De trip naar Yokohama van afgelopen zondag hield onder andere een bezoek aan het plaatselijke China Town in. Yokohama Chūkagai is het grootste China Town van Japan, en een populaire bestemming voor Japanners die niet willen afreizen naar China, maar toch een vleugje van de Chinese cultuur willen opsnuiven. Japanners zijn dol op het ontdekken van nieuwe zaken buiten hun eigen eiland, maar dit dient wel onder Japanse voorwaarden te gebeuren. Een dergelijke 'in vitro' benadering zorgt ervoor dat de Japanse bezoeker niet afhankelijk is van de 'onvoorspelbaarheid' van de Chinezen maar wel het echte China kan beleven. Gelukkig wordt het China Town wel bevolkt door echte Chinezen, die zich wel noodgedwongen aan de Japanse manier van reclame maken voor hun restaurants en andere gelegenheden houden. De 'irrasshaimase's' (komt u binnen) waren niet van de lucht en de Chinese bediening van het restaurant waar wij de lunch gebruikten deed zijn best om zo beleefd(=Japans) mogelijk te bedienen.

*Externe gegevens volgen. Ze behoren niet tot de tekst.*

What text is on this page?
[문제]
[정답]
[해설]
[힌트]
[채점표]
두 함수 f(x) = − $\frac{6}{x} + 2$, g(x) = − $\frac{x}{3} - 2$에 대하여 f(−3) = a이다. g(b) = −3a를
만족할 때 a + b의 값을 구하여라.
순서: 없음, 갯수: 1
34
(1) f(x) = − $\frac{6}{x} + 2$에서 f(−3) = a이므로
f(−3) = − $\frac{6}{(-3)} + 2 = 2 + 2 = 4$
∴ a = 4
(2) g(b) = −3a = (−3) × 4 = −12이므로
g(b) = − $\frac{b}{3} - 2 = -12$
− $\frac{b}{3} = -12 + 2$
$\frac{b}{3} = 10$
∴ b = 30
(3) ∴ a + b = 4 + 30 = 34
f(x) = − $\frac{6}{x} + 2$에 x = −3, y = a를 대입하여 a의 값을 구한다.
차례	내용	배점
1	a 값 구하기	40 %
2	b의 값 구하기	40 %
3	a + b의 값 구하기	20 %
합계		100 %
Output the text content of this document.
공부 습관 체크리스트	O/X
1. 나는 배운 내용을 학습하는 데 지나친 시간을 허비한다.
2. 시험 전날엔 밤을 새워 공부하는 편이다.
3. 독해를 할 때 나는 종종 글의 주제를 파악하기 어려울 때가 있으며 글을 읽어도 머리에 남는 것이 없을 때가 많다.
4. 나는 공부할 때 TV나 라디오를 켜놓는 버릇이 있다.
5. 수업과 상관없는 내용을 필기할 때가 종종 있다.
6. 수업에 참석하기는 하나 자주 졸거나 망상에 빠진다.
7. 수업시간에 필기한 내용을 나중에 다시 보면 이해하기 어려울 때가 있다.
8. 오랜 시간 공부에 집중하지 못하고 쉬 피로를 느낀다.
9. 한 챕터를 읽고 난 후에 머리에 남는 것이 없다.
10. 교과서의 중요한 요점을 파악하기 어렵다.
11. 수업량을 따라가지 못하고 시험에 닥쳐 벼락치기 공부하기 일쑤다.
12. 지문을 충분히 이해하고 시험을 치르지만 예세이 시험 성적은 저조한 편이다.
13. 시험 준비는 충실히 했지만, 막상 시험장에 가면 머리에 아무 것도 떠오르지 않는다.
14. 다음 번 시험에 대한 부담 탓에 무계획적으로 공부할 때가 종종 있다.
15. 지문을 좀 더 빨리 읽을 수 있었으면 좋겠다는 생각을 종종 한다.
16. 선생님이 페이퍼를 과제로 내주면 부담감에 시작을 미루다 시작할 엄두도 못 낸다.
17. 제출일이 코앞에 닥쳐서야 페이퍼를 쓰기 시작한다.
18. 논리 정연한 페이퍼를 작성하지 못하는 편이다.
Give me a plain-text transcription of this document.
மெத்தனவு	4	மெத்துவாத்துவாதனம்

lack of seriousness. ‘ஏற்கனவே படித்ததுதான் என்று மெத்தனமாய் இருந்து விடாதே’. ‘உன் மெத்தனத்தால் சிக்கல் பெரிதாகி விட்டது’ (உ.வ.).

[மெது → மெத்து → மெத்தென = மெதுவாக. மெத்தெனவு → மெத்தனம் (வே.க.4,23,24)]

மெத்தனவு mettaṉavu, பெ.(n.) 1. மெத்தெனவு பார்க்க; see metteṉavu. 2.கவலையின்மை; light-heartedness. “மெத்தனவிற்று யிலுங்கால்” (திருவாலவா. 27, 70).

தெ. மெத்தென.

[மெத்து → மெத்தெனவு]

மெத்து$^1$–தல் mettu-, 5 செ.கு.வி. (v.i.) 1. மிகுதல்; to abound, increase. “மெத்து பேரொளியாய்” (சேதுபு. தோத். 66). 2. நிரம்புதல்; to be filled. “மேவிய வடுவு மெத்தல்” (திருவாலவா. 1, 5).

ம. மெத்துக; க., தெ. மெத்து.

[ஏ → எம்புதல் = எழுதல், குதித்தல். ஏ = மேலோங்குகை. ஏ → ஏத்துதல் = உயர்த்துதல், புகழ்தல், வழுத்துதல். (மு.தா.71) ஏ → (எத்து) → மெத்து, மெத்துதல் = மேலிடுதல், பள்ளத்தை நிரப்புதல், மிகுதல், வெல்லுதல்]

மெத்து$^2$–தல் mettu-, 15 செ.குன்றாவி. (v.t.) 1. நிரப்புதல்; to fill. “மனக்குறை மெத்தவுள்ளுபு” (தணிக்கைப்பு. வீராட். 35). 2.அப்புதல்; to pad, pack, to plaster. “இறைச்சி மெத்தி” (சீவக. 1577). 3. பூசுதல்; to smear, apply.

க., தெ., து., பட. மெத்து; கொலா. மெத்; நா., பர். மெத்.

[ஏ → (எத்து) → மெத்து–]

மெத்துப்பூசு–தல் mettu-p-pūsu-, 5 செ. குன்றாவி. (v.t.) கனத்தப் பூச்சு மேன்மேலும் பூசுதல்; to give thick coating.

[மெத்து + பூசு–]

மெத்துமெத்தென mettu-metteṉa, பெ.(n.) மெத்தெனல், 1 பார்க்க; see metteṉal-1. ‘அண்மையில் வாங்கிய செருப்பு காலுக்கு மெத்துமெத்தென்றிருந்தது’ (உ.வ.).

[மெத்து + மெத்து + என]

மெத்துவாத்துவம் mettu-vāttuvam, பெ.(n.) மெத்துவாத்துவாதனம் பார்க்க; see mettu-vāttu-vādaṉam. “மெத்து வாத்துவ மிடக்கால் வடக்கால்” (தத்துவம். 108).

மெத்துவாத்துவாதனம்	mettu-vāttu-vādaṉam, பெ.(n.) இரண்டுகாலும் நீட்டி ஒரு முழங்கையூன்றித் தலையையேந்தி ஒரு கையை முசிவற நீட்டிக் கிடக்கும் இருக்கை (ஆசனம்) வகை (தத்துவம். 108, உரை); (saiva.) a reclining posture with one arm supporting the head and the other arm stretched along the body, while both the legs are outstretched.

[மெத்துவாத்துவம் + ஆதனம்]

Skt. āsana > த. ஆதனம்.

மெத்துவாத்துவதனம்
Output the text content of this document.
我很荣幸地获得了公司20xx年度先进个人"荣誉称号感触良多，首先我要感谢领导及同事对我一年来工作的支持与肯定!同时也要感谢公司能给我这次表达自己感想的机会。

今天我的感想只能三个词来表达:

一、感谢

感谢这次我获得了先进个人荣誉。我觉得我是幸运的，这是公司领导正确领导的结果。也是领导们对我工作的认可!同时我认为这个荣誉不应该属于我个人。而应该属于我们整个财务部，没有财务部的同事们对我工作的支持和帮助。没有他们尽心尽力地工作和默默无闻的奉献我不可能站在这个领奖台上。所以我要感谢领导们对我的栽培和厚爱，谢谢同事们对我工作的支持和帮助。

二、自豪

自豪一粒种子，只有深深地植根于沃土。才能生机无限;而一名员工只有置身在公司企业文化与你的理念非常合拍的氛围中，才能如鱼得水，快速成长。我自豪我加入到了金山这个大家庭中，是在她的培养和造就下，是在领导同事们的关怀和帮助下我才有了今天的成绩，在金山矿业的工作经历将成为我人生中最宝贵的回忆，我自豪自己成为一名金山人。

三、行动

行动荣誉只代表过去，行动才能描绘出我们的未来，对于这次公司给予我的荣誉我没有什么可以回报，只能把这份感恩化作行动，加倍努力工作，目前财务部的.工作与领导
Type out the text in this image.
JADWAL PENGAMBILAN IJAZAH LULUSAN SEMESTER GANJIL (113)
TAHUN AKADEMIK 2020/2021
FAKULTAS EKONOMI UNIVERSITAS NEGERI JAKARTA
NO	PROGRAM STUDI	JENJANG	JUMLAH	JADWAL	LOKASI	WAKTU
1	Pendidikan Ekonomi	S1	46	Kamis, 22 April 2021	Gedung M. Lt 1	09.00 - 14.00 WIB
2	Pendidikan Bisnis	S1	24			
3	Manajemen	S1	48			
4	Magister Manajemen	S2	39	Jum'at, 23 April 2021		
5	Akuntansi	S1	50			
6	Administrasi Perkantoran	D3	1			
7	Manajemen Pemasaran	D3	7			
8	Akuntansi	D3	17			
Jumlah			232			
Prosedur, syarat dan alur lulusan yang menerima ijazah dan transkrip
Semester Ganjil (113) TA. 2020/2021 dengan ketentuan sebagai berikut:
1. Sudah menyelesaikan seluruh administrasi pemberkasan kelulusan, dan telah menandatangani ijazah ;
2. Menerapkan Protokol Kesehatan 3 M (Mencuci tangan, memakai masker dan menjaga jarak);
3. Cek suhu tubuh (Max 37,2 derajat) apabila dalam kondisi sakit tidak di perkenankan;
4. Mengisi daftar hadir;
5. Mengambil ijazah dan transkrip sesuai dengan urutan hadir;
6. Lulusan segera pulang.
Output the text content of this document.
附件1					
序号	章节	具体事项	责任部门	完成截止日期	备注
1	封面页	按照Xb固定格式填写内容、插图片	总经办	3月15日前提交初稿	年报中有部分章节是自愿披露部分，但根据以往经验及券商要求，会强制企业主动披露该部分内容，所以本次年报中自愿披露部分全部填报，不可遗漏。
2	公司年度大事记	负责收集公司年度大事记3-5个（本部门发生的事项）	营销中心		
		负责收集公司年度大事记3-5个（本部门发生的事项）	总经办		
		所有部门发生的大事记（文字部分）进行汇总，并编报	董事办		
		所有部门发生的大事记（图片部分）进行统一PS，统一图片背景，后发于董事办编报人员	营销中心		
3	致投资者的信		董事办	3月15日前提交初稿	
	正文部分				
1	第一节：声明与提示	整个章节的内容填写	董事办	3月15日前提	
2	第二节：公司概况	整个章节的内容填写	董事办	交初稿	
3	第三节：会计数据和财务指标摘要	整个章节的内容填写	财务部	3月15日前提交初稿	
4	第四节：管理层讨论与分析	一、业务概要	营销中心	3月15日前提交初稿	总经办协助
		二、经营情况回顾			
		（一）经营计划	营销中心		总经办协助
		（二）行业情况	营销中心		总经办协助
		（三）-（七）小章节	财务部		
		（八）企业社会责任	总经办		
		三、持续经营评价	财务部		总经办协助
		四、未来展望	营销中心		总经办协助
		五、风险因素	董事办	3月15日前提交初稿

Na van dim-sum en andere Chinese lekkernijen te hebben genoten, togen we naar de haven van Yokohama om op de passagiersterminal de aangemeerde cruiseschepen te bekijken. Hier was het tijd voor uitgebreide fotosessies, maar niet van de cruiseschepen of het mooie uitzicht op de haven. Nee, ook hier werd naar goed Japans gebruik de gewoonte nagevolgd om van iedereen een foto te nemen, met iedere camera die meegebracht was. Een van de aanwezige uitwisselingsstudenten merkte op dat het veel handiger is om een foto te nemen en deze later te delen op een medium als facebook. Echter, ik vermoed dat je door met je eigen toestel een foto te nemen, en deze later op facebook te zetten, aangeeft dat je lid bent van de groep die op de foto staat. Door de groep vast te leggen erken je als het ware het bestaan van de groep en gaat het niet zozeer om het vastleggen van een uniek moment in Yokohama. Zelf heb ik vaak de neiging heb om een zo origineel mogelijk standpunt in te nemen met mijn fotocamera, en zodoende de waarde van de foto aan mijn individuele blik te ontlenen. Echter, als je het op Japanse wijze bekijkt, ontlenen de genomen foto's niet hun waarde aan de fotograaf. De waarde schuilt hem veeleer in het conformeren aan een gemeenschappelijke visie op Yokohama, namelijk dat het een toeristische plaats is waar iedere Japanner een keer geweest dient te zijn. Het doet er vervolgens niet toe dat hetzelfde standpunt al duizendmaal genomen is. Het belangrijkste lijkt dat men elkaar op de foto's terug ziet en op die manier een sterk groepsgevoel bewerkstelligt.

Na dit verhelderende inzicht bezochten we nog de oude pakhuizen van Yokohama, die in de Meiji-tijd dienst hadden gedaan als opslagplaats voor goederen uit het westen. De Japanners zouden echter de Japanners niet geweest zijn als ze de pakhuizen niet hadden omgetoverd tot een winkelcentrum, compleet met ijsfabriek en biercafe. Na deze geslaagde trip naar Yokohama was het tijd om voor te bereiden voor serieuze zaken, want vandaag zouden de eerste colleges plaatsvinden. Ik kan alvast verklappen dat het universitaire leven aan Waseda nog wel even wennen is. Weldra zal ik er een uitgebreide blog aan wijden.